Mais l'on pourra penser à une autre grande figure de l'histoire de notre pays qui aura certainement pu le mieux incarner une transcendance spirituelle, voire mystique, pour la France et son avenir: cette figure c'est Jeanne d'Arc, bien sûr, dont une petite statue en bronze trônait dans le bureau d'un certain Général de Gaulle chef d'une France Libre réfugiée à Londres.
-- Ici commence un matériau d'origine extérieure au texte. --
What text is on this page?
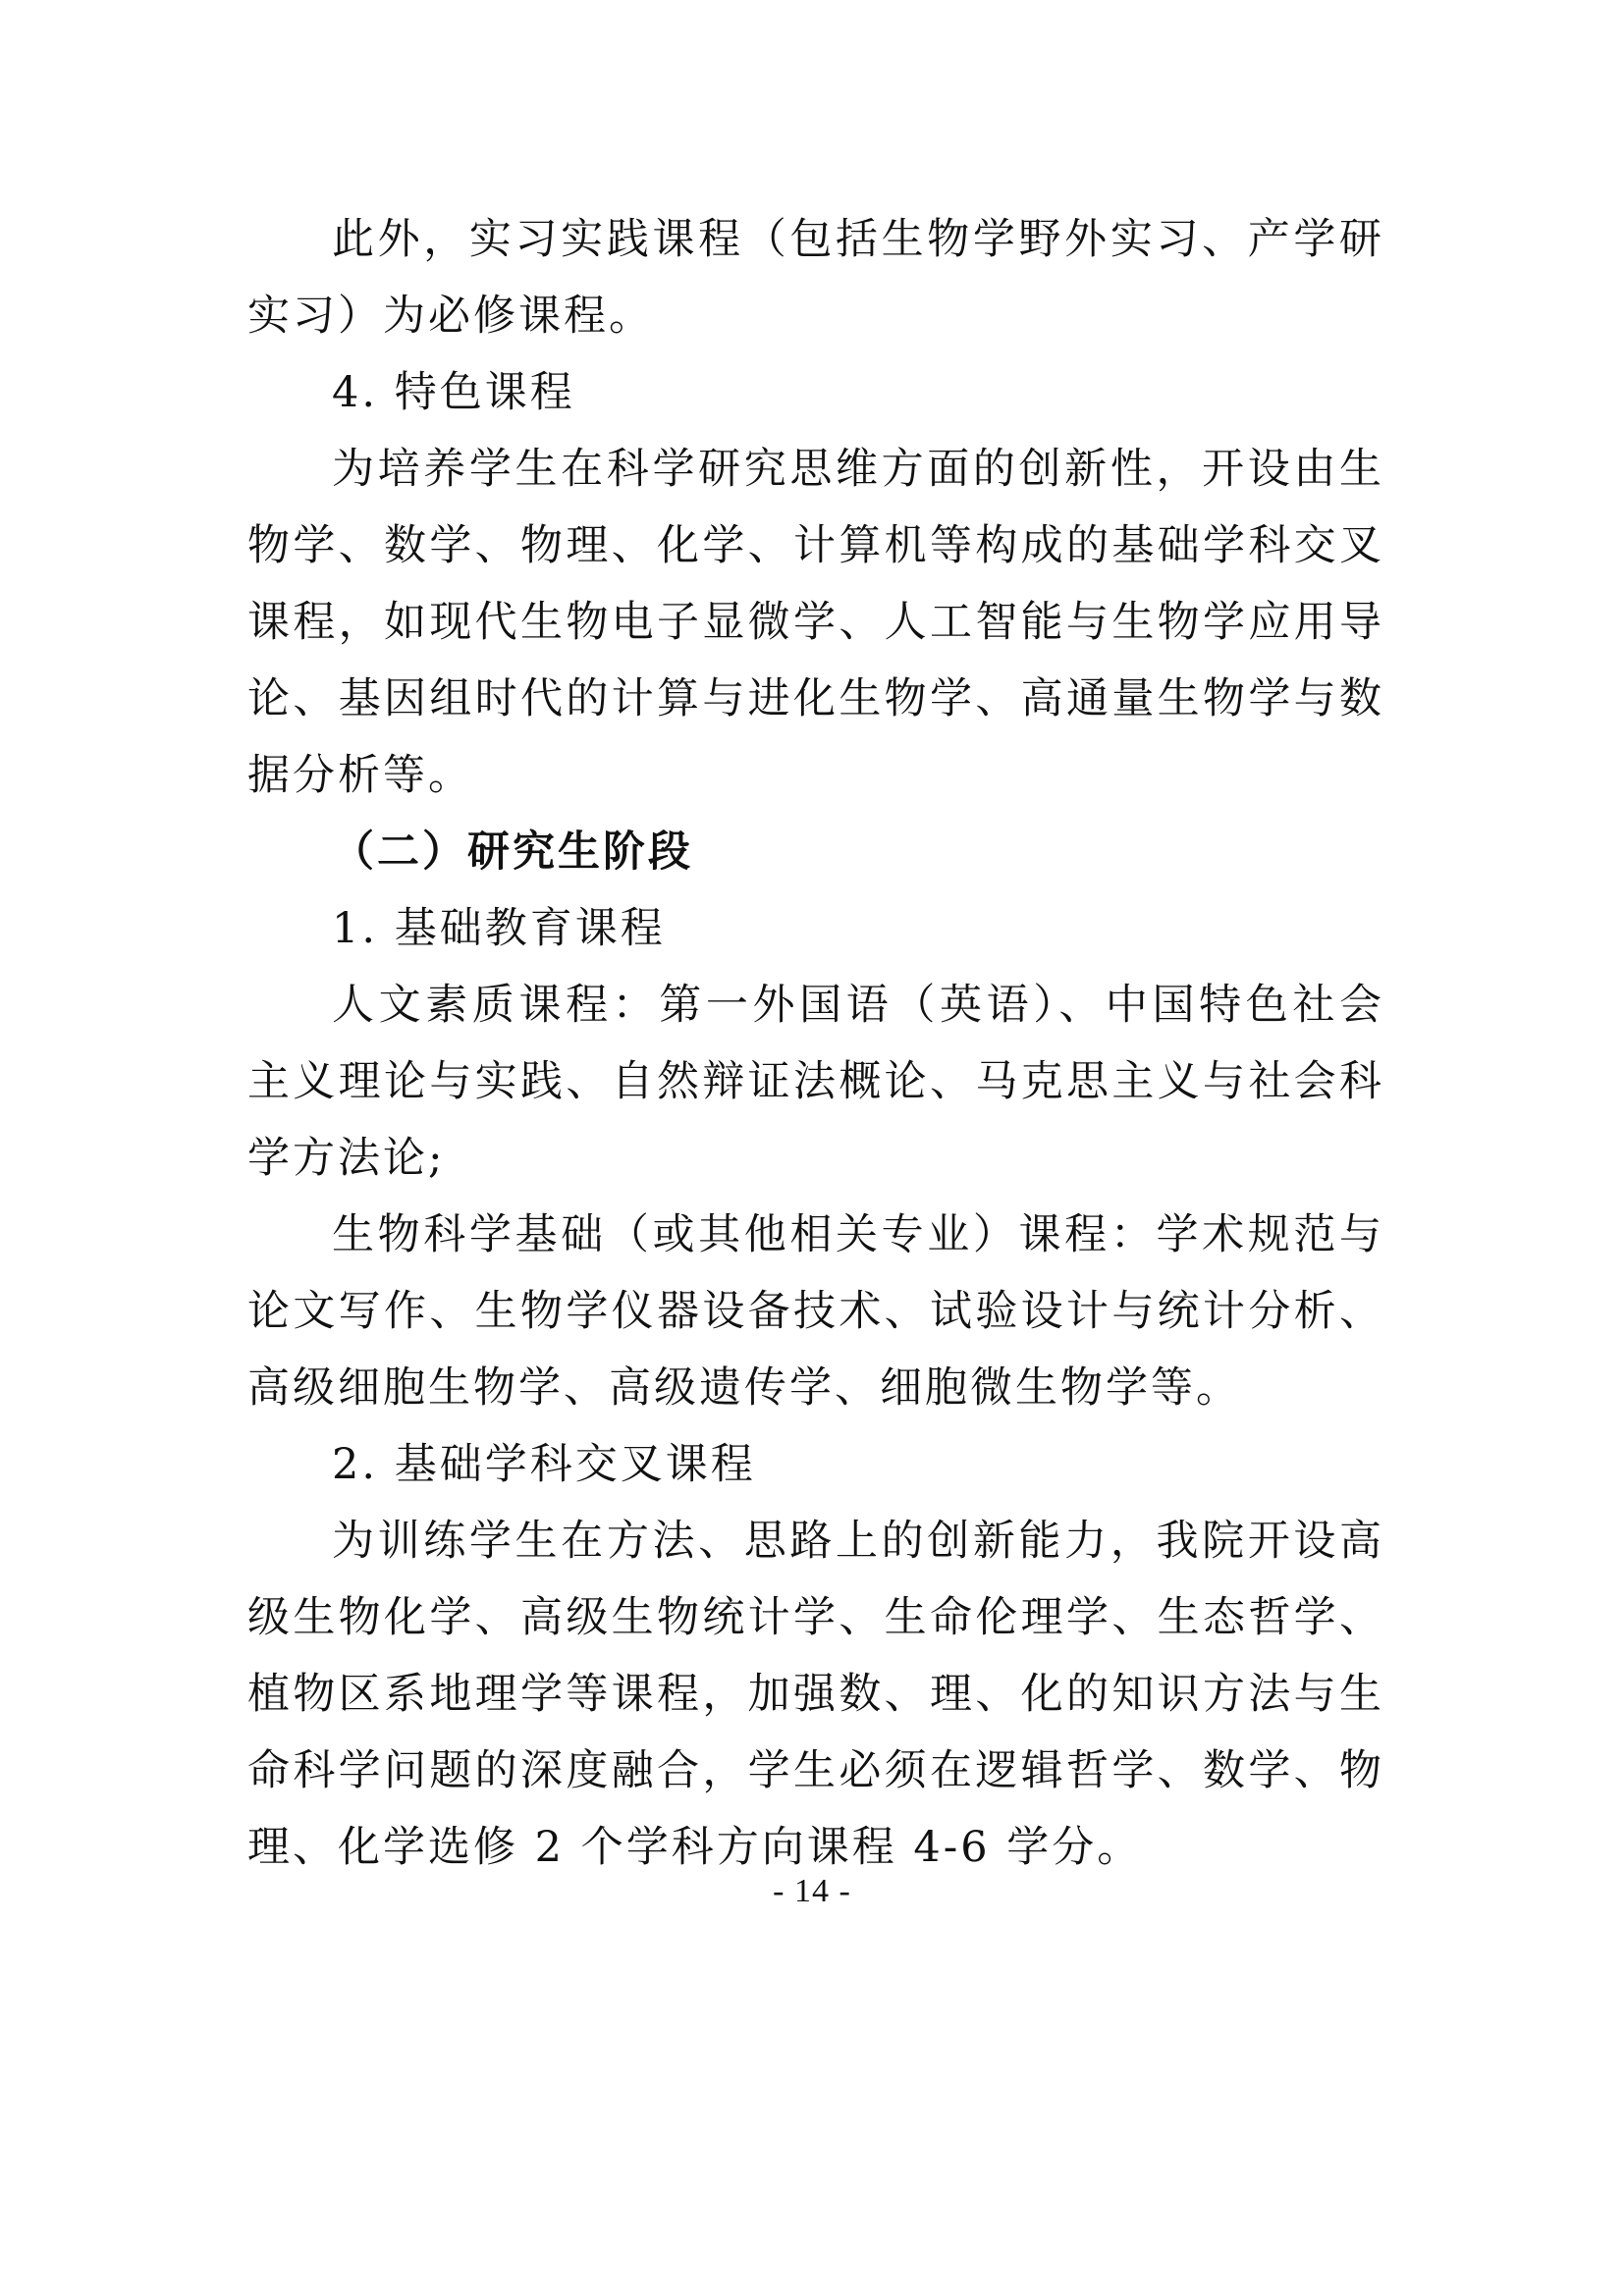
此外，实习实践课程（包括生物学野外实习、产学研实习）为必修课程。

4. 特色课程

为培养学生在科学研究思维方面的创新性，开设由生物学、数学、物理、化学、计算机等构成的基础学科交叉课程，如现代生物电子显微学、人工智能与生物学应用导论、基因组时代的计算与进化生物学、高通量生物学与数据分析等。

（二）研究生阶段

1. 基础教育课程

人文素质课程：第一外国语（英语）、中国特色社会主义理论与实践、自然辩证法概论、马克思主义与社会科学方法论;

生物科学基础（或其他相关专业）课程：学术规范与论文写作、生物学仪器设备技术、试验设计与统计分析、高级细胞生物学、高级遗传学、细胞微生物学等。

2. 基础学科交叉课程

为训练学生在方法、思路上的创新能力，我院开设高级生物化学、高级生物统计学、生命伦理学、生态哲学、植物区系地理学等课程，加强数、理、化的知识方法与生命科学问题的深度融合，学生必须在逻辑哲学、数学、物理、化学选修 2 个学科方向课程 4-6 学分。

- 14 -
Jeanne d'Arc héroïne d'une résistance à la fois militaire et spirituelle sinon mystique luttant pour la libération d'un peuple et de son pays a fasciné bien au-delà de la France: Churchill, tout Premier ministre britannique qu'il était, avait une grande admiration pour la Pucelle venue de Lorraine, née à Domrémy et morte brûlée vive à Rouen sur ordre d'un clergé collaborant avec l'occupant anglais.
Jeanne d'Arc née en 1412, qui n'a été canonisée qu'en 1920 par l'Eglise catholique qui l'avait faite brûler en 1431 à l'âge de 19 ans, est probablement la plus grande figure historique de la transcendance française car en réunissant en elle ce qu'il y a de plus temporel (porter les armes, monter à cheval comme un homme, s'habiller comme un homme et les commander) et de plus sacré ou mystique (les voix angéliques qui la conseillaient), elle fut le symbole d'une réconciliation des Français entre eux, après le grand sacrifice de la Première guerre mondiale, réconciliation entre ceux de la chapelle et ceux qui n'en étaient pas, pour reprendre le célèbre poème d'Aragon célébrant l'union sacrée de la résistance française clandestine et combattante contre le Mal nazi qui avait pris la Croix de Lorraine pour emblème.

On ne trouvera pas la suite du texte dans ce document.